Enigma risolto? Ebbene no. Prima che la storia diventi troppo lineare, torniamo a confondervi le idee con altre ipotesi etimologiche che mischiano le carte in tavola. C’è infatti chi sostiene che il termine “parmigiana” derivi da “petronciana”, nome dialettale della melanzana, e chi fa notare come a un certo punto dalla ricetta sparisca il pecorino ed entri a piedi pari il parmigiano reggiano, spostando di fatto verso nord, e in particolare verso l’Emilia, il baricentro della questione.
A complicare ulteriormente le cose c’è una seconda testimonianza, risalente al 1839 e firmata dal cuoco e letterato Ippolito Cavalcanti. Questi, nell’appendice dedicata alla cucina casereccia del Napoletano contenuta nel suo volume Cucina teorico-pratica, invita a friggere le fette di melanzane per poi disporle a strati, insieme a formaggio, basilico e brodo, o salsa di pomodoro. Il piatto così composto andrebbe fatto stufare in forno prima di essere portato a tavola: la ricetta, come si vede, è già estremamente simile a quella attuale.

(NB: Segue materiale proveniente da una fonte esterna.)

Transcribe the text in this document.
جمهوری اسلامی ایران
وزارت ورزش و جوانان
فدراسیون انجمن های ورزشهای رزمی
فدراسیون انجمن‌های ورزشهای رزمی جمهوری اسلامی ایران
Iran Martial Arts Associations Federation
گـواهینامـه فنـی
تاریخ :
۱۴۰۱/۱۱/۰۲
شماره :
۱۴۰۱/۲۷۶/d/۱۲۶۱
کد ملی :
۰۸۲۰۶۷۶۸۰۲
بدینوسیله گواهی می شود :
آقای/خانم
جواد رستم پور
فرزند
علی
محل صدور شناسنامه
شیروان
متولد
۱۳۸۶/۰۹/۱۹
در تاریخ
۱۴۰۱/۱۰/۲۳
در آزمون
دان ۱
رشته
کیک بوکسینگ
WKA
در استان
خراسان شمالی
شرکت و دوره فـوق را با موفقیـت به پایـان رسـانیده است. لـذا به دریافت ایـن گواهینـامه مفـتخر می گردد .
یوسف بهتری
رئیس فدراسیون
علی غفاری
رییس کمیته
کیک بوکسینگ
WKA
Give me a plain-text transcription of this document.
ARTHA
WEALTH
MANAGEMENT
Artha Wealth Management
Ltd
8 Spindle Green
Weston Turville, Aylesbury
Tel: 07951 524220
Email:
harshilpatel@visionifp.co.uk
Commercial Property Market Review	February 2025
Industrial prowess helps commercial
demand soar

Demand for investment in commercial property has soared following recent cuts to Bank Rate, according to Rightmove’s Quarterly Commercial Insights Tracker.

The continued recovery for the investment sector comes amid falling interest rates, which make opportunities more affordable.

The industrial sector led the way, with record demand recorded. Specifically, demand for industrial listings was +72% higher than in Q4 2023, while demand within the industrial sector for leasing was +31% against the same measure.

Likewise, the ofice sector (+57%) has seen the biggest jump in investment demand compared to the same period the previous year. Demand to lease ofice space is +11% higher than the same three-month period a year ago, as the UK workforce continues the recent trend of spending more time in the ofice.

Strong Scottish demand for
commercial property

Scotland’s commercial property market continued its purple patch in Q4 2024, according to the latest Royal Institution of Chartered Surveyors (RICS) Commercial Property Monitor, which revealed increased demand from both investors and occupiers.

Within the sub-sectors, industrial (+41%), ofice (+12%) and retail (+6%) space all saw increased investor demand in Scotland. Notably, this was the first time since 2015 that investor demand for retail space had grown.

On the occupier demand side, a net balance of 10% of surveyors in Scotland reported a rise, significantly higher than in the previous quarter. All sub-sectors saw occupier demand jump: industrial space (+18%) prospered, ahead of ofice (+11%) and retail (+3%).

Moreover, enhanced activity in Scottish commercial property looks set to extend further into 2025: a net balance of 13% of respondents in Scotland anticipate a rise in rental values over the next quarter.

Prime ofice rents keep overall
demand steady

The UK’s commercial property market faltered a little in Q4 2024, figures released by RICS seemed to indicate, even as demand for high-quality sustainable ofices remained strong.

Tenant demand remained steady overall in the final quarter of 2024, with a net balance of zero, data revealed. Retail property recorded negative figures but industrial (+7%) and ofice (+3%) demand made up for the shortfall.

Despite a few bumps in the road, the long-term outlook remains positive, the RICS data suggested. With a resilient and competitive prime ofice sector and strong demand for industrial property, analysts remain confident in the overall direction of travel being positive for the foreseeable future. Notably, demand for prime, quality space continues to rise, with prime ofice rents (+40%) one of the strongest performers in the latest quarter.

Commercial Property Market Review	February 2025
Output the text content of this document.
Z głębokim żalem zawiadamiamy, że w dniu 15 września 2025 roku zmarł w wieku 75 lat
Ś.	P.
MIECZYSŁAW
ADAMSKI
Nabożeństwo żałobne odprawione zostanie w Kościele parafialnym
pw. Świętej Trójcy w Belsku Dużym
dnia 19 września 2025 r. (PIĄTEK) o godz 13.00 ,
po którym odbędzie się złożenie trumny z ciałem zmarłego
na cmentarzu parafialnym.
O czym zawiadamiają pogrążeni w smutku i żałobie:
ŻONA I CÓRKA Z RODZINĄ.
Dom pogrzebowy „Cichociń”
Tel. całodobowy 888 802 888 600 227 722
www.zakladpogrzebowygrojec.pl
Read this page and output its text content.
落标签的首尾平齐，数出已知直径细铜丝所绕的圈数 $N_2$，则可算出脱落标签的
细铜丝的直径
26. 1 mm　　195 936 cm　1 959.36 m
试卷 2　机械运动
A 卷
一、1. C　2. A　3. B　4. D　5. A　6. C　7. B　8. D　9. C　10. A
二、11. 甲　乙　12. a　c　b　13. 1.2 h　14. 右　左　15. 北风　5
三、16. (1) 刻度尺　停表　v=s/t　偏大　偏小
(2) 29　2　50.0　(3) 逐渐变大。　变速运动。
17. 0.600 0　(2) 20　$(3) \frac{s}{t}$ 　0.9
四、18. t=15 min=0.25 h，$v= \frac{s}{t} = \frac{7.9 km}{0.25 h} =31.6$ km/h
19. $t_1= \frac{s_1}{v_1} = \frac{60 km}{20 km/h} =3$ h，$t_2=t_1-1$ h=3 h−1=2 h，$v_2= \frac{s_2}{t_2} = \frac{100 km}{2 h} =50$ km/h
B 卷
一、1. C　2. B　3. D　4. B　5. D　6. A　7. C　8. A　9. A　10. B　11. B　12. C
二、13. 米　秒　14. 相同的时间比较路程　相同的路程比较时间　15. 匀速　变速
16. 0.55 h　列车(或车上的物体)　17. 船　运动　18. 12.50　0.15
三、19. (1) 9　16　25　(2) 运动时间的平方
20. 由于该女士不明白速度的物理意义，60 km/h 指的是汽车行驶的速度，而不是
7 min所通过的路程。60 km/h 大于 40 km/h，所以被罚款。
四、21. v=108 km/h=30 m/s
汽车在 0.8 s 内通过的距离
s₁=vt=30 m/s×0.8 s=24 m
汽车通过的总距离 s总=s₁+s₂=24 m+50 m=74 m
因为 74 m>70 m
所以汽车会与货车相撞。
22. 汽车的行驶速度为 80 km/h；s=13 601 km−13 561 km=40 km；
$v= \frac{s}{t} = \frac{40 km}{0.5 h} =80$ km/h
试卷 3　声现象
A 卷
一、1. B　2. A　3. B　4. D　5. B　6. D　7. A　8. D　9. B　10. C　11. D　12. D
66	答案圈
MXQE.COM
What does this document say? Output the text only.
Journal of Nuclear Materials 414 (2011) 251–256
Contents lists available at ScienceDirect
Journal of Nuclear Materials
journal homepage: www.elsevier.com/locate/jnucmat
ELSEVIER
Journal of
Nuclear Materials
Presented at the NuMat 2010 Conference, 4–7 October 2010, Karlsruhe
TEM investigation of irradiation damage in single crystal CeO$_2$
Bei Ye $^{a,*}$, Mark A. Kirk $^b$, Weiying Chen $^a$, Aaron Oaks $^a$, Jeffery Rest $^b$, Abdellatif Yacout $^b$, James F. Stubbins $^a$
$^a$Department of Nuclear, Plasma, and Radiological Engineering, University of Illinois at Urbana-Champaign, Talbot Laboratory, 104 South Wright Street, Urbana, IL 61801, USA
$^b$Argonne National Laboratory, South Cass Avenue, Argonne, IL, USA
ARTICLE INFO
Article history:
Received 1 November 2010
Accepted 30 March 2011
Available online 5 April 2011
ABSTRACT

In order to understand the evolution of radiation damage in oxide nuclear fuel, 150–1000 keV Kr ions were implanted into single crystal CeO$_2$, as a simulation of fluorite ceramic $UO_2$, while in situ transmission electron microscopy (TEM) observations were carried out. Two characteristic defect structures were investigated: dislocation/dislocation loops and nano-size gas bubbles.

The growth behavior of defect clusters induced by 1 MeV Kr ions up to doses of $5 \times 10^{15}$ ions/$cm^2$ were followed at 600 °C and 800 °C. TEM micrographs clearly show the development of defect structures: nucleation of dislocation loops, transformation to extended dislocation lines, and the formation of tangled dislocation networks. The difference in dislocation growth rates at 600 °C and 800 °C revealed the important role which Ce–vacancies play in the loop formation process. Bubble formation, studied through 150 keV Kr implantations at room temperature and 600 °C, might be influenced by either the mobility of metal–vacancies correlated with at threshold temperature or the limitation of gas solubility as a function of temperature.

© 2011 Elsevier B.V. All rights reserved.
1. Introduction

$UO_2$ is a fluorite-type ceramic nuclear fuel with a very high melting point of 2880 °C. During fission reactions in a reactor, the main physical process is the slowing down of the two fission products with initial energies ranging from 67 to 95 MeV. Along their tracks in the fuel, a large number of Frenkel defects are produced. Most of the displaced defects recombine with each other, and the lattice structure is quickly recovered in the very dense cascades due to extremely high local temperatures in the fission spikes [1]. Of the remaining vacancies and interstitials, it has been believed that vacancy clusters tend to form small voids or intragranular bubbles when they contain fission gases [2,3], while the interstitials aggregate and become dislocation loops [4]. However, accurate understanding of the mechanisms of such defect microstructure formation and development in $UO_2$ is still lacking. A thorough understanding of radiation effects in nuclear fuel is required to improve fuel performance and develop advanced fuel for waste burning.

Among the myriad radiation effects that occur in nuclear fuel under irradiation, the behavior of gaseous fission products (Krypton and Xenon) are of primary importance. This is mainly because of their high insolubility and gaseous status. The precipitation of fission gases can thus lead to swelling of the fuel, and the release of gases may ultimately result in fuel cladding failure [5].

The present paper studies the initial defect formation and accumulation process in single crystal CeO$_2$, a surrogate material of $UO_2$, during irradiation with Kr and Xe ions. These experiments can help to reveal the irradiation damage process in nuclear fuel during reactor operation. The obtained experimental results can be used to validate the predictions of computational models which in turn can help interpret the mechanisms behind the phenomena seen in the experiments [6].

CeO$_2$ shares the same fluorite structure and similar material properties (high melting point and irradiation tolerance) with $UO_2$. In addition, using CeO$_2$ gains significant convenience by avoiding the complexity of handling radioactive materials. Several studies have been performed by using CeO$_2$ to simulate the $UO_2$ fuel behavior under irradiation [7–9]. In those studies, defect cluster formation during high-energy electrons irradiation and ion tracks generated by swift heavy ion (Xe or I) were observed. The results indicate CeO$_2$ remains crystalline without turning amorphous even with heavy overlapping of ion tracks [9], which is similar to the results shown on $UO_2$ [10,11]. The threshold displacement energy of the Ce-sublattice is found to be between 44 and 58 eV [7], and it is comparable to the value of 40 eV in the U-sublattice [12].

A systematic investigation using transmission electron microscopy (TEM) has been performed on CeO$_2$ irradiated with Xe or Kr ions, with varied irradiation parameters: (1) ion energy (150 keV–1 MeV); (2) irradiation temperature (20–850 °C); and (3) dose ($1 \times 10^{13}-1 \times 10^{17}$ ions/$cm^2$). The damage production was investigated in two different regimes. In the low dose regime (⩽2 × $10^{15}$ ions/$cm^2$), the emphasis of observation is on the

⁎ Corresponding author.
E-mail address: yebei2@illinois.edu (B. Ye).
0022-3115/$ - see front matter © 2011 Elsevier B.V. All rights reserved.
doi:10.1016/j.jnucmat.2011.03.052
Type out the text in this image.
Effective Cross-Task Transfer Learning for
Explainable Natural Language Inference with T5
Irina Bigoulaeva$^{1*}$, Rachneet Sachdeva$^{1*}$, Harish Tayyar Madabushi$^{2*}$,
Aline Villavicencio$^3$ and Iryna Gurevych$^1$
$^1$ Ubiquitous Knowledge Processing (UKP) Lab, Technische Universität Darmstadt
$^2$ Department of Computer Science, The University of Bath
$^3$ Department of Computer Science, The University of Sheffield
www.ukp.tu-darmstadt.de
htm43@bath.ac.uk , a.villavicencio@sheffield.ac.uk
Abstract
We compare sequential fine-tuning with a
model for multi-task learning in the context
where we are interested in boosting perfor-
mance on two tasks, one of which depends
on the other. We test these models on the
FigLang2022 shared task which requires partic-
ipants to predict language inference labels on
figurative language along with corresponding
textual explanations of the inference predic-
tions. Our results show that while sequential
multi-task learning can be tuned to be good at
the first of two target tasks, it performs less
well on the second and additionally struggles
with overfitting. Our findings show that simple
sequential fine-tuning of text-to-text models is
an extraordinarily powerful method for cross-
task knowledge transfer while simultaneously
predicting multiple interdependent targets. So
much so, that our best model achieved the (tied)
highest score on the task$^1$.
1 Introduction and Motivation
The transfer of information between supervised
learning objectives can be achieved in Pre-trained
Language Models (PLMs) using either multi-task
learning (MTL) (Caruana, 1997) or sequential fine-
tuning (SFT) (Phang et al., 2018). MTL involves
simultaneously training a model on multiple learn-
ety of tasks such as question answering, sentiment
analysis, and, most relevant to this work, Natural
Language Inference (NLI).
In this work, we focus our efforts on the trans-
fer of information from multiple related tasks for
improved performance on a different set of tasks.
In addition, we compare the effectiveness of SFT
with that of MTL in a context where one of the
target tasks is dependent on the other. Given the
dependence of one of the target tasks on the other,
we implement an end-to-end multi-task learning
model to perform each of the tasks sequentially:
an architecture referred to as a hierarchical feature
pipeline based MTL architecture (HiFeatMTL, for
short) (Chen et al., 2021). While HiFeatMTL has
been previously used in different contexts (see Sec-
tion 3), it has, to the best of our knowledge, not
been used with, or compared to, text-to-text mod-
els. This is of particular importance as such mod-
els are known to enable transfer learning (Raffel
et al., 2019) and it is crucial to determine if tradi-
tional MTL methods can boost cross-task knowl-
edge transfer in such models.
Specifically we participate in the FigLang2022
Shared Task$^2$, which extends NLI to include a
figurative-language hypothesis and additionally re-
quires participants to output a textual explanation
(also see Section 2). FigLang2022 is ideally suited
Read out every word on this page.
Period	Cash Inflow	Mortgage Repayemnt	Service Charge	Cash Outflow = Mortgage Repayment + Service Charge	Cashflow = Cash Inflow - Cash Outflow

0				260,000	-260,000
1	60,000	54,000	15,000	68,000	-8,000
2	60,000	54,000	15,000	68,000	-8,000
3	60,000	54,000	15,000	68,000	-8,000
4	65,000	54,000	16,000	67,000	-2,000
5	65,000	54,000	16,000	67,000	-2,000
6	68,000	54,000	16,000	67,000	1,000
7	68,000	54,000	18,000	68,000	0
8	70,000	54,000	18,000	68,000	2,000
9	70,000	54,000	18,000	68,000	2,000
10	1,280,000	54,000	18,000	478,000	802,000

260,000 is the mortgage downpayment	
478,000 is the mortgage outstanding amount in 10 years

Per restare in area campana: nel Novecento ci fu chi invece attribuì la genesi del piatto alle sorelle Pirozzi, cuoche di una storica trattoria di Ischia Ponte che serviva quella che divenne famosa come la miglior parmigiana del mondo. “Una parmigiana spessa tre dita che si tagliava facilmente a fette, fresca, appena stufata e profumata di basilico”: così la descrive Jeanne Carola Francesconi, scrittrice esperta di ricette partenopee, nell’importante volume La cucina napoletana.
Molti provarono a indagare per scoprire il segreto di quella bontà. Nacquero le ipotesi più curiose: secondo alcuni, le sorelle Pirozzi mettevano l’uovo nella parmigiana; secondi altri, addirittura il cioccolato. L’enigma, però, non venne mai svelato.